Methods: Normal human keratinocytes (NHK) and virally-transduced keratinocytes (UP) were cultured on matrix protein coated flexible-bottomed plates (collagen type I and collagen type IV) and placed in a Flexercell tension plus strain unit. Cells were subjected to a variety of stretch regimes: 10%, 20% and 30% static (continuous) stretch regimes for 24 hours. Stretched bioflex plates were compared to non-stretched control plates. Proteolytic activity was determined by plasminogen activator activity assay to assess the level of uPA.

Results: The effect of mechanical strain on both cell types revealed a significant increase in the level of uPA produced by UP cells (p<0.05) and a significant decrease in the level of uPA produced by NHK cells (p<0.05) on collagen type I and collagen type IV matrix proteins.

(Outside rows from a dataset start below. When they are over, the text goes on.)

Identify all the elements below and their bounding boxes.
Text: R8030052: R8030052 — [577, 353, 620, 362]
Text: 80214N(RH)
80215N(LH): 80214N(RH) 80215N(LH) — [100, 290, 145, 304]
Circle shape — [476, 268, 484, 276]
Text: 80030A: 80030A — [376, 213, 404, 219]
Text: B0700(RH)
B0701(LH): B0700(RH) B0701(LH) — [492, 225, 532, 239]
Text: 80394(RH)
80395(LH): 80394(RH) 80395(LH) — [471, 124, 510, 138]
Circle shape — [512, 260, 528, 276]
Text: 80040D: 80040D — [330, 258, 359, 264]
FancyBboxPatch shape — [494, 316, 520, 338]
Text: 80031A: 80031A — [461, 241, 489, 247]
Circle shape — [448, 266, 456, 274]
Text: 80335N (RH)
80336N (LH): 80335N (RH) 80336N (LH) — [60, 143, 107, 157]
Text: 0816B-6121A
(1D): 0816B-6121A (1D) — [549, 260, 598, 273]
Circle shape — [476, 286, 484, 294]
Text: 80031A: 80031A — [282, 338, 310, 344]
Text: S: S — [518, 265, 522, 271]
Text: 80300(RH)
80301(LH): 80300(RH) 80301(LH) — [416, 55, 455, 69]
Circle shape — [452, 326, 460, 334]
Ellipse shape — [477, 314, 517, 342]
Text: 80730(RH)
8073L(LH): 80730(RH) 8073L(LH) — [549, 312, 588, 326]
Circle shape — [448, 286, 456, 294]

Conclusions: NHK cells exhibit different responses to mechanical stimulation as opposed to UP cells, suggesting that normal cells in tension down-regulate proteolytic activity, and that as cells become abnormal this response is impaired or lost completely. The different rates of proteolytic production by NHK and UP cells in response to being cultured on various matrix proteins and different magnitudes of mechanical stress may be of importance in wound healing.